Bezirk Gänserndorf: Grüne gegen Bohrungen. Grünen-Sprecherin Beate Kainz moniert, dass Unterlagen zur Errichtung von Bohrtürmen nicht präzise genug seien. OMV: „Die Details werden erst verhandelt.“

Von Edith Mauritsch. Erstellt am 28. März 2020 (05:43)
Geplante Bohrungen stoßen den Grünen sauer auf.
OMV

Grünen-Bezirkssprecherin Beate Kainz sind die von der OMV noch vor Ausbruch der Coronakrise angesuchten Produktionsbohrungen im Raum Gänserndorf und Prottes ein Dorn im Auge. „Auf engstem Raum sollen hier acht Bohrtürme errichtet werden. Ziemlich viel Aufwand dafür, dass nur Öl erwartet wird“, kritisiert Kainz.

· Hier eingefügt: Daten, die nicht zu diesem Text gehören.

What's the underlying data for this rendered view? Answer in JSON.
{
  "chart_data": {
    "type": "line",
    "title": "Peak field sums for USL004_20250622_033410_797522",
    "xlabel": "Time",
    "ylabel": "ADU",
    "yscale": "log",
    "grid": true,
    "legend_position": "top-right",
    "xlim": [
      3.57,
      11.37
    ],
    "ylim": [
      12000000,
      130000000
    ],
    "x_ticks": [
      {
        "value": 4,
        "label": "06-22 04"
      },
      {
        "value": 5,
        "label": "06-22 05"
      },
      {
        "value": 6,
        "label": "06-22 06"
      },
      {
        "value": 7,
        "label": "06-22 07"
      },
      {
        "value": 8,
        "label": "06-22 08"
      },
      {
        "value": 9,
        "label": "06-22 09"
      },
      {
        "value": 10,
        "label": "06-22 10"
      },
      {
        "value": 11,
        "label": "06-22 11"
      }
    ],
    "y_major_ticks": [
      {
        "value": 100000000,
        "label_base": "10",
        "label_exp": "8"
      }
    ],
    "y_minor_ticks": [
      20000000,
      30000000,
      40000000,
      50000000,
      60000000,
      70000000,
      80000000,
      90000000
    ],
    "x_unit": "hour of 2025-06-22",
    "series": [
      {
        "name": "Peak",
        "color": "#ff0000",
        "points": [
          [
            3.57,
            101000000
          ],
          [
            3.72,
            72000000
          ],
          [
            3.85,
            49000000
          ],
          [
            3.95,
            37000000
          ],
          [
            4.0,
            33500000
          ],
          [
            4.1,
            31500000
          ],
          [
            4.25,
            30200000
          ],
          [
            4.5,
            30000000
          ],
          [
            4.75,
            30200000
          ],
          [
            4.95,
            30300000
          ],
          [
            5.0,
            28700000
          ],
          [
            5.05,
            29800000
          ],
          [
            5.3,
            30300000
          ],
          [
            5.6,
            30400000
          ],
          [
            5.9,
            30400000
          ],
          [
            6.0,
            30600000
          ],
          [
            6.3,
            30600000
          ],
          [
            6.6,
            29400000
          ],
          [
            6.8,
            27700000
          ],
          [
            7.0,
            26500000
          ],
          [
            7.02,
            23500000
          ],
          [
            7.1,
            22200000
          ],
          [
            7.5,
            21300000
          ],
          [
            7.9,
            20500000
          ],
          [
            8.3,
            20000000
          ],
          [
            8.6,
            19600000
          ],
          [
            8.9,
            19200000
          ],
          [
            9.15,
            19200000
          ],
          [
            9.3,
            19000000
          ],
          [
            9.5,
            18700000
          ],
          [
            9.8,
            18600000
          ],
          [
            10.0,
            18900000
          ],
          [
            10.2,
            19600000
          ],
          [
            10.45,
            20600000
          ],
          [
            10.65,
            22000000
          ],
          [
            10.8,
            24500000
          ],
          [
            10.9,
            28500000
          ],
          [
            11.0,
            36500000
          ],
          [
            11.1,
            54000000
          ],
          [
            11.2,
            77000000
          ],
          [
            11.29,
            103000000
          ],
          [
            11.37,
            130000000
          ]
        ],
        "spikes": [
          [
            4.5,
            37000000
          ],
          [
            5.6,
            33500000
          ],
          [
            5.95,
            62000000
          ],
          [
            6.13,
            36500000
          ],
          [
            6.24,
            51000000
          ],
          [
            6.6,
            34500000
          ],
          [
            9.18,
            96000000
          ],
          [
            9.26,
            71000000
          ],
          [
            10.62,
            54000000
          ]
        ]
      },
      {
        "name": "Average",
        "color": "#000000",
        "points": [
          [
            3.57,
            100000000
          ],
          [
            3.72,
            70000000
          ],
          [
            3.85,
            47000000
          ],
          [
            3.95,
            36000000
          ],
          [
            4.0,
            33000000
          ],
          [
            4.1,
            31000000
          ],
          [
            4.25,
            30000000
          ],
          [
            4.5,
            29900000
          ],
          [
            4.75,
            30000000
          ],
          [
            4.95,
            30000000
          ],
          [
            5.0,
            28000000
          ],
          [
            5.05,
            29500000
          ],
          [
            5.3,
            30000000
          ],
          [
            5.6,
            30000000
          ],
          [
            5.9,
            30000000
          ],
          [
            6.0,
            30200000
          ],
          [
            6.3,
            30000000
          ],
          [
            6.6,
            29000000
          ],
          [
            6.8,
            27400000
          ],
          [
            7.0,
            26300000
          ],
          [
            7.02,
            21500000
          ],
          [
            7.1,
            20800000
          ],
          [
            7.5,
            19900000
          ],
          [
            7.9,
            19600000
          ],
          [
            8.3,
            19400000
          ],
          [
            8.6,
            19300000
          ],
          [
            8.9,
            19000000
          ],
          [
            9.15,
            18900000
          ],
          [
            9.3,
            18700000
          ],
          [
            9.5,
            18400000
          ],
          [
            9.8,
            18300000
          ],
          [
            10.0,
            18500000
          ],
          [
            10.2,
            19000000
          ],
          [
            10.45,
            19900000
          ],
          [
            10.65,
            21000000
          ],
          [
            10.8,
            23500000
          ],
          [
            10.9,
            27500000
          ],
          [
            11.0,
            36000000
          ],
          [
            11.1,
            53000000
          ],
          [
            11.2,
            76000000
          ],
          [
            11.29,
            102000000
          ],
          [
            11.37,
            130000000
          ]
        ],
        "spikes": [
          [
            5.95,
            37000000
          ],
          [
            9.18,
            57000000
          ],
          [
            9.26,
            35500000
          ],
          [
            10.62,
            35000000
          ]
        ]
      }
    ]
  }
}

Ihr fehlen genaue Angaben zur Bohrrichtung, zu den Gesteinsschichten und zur Bohrtiefe. Weiters bemängelt Kainz das Fehlen detaillierter Unterlagen, wie mit den Gasen, die ebenfalls ausströmen könnten, umgegangen werden soll. „Reines Öl wird wohl kaum hervorsprudeln“, so die Bezirkssprecherin weiter. Sie räumt ein: „Vielleicht sind die Unterlagen zu den restlichen sechs Bohrlöchern vollständig und nur diese beiden wurden vorgezogen.“

Kainz betonte gegenüber der NÖN außerdem, dass man sich über jeden im Klimaforschungswald in Matzen gesetzten Baum und über jede errichtete Photovoltaikanlage freue. All das könne aber nur als längst überfälliger und dringend notwendiger Beitrag zur CO -Reduktion angesehen werden, allerdings nicht als Freibrief für Fracking oder „ähnlich schädliche Fördermethoden“.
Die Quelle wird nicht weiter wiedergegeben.